We continued to walk, now on our last ramp of the spiral. She chatted bout the dilemmas she faced as a progressive parent. Her son wanted to join the boy scouts but how could she let him be part of an organization that doesn’t allow gay members? She asked me what I thought my parents might have done. At the top of the spiral she said, “This piece is called ‘This Progress.’” She smiled, shook my hand, and disappeared into the back stairwell.

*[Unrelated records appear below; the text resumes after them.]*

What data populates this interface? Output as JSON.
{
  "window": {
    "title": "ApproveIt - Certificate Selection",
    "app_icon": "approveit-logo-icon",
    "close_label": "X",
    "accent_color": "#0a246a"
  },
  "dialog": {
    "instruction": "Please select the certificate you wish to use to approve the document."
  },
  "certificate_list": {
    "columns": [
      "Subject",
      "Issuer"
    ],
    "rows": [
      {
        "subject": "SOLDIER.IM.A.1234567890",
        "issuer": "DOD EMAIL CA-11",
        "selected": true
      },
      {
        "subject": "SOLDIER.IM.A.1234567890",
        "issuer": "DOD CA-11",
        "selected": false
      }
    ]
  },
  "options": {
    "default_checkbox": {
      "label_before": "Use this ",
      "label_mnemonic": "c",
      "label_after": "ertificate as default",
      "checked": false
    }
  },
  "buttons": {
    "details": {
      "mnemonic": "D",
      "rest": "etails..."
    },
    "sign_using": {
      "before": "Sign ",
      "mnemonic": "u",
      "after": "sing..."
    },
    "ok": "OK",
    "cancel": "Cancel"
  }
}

If you say ‘no thank you’ to the child who approaches you at the beginning (as about 50 percent of visitors do), you miss the only entrance to the main exhibit at the Guggenheim right now. Some angry museum-goers who had rushed by the children–in such a hurry to take in art that they missed it–demanded their money back at the end of their visits, angry at having spent $20 on an empty museum. (This is the first time in the museum’s fifty-year history that the entire rotunda is cleared of art objects–and the space is even more stunning when empty. It provides a rare chance to look up at the Guggenheim’s glass ceiling, which is almost always covered to protect the paintings hanging on the walls.)
Sehgal’s work asks the mindlessly shuffling consumers of art to do something more than gaze at paintings and read texts on the walls. There is nothing to take in from the main museum other than the interactions taking place, the people moving through the space, and the ideas being discussed. He wants patrons to engage with the work on display, and to shift from being voyeurs to participants who create the museum and its art as they walk through it.